Apenas um em cada três profissionais de saúde de ter sido testado

Um dos pontos importantes com a publicação das orientações pelo Ministério da Saúde é garantir a proteção dos profissionais de linha de frente do atendimento à pandemia do novo Coronavírus. 

O documento orienta, entre outras coisas, alas separadas para pacientes com suspeita ou confirmação de Covid-19 nos hospitais e questionário rápido na entrada do turno dos profissionais para medir temperatura e avaliar outros sintomas de síndrome gripal. 

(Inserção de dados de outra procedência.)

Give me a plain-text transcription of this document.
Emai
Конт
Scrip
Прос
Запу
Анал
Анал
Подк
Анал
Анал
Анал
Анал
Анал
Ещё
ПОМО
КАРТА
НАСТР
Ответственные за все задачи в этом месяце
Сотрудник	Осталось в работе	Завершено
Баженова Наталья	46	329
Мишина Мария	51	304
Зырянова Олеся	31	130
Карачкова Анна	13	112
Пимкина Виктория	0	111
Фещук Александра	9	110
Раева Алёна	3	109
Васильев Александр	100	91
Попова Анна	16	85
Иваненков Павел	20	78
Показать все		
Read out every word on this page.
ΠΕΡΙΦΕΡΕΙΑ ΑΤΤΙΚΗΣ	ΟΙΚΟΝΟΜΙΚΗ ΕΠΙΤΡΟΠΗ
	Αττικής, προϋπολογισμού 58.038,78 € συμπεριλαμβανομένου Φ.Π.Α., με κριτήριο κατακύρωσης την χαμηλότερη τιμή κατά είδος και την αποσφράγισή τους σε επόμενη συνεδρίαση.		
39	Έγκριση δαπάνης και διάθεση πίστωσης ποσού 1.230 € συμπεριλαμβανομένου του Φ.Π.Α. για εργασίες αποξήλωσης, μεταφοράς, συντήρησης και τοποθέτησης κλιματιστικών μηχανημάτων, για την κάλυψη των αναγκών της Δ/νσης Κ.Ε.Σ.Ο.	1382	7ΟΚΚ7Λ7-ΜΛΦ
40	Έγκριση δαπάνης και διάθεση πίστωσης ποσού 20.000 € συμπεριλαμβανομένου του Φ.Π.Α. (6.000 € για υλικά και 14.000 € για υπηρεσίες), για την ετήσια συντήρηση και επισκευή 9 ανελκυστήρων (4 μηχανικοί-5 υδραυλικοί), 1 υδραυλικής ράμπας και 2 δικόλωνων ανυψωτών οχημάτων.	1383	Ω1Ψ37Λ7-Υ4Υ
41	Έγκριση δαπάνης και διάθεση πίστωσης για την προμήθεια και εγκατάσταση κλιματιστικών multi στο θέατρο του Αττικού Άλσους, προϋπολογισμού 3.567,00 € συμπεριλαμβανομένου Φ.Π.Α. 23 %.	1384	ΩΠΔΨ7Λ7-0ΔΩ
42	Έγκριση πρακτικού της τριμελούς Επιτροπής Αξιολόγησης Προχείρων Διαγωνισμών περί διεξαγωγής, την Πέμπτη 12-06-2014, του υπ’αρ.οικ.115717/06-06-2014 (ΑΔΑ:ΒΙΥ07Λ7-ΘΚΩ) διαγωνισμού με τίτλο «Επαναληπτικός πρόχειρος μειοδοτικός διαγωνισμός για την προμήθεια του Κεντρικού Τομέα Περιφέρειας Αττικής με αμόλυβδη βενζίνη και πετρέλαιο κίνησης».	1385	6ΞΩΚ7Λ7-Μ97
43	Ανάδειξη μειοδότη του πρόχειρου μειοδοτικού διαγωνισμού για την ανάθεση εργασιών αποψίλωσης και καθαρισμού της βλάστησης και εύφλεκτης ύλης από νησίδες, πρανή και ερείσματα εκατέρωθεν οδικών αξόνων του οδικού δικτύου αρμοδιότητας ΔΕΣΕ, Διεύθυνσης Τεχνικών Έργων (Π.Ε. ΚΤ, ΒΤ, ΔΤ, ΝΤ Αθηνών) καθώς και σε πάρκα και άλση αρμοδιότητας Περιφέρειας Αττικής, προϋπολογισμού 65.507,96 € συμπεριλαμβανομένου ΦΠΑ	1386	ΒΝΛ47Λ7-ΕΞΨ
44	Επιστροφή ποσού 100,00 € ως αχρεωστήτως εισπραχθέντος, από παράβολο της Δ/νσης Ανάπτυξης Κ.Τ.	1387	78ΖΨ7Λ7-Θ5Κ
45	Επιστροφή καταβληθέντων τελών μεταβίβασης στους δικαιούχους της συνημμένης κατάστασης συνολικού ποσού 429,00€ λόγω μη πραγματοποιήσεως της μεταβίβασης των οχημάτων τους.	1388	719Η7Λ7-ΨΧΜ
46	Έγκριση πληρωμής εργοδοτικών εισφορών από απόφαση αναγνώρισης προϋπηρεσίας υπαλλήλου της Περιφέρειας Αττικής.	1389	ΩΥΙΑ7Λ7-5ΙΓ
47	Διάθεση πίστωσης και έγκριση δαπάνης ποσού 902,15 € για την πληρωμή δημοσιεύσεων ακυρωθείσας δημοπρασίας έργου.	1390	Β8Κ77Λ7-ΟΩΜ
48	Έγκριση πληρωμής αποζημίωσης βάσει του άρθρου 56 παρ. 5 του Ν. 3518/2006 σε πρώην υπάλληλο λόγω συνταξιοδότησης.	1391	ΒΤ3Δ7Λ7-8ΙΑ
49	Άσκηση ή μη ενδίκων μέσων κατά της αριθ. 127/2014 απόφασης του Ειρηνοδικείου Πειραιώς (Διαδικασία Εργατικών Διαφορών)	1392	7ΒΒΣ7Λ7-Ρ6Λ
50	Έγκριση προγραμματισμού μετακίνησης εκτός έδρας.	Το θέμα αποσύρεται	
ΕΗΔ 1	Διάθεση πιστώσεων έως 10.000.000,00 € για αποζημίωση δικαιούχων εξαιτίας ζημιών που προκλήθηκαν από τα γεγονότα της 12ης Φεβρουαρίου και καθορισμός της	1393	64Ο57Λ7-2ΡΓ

Entretanto, a situação é preocupante no país. Em pesquisa realizada pela FGV,, apenas um em cada três profissionais de saúde afirmaram ter acesso a testes para confirmação da Covid-19 no Brasil.

O estudo realizado pelo Núcleo de Estudos da Burocracia (NEB), da Fundação Getúlio Vargas (FGV), revelou ainda que os profissionais de saúde do Nordeste têm menos acesso aos testes, em comparação a outras regiões.

Foram 31% no Nordeste, contra 39%, 54%, 32,3% e 41,8% nas regiões Norte, Centro-Oeste, Sudeste e Sul, respectivamente. 

O mesmo com o acesso aos Equipamentos de Proteção Individual (EPIs): 1.066 profissionais de saúde dizem ter recebido, mas o índice é mais baixo no Nordeste (34,6%). 

Foram ouvidos 2.138 participantes, com respostas entre os dias 15 de junho e 1º de julho de 2020.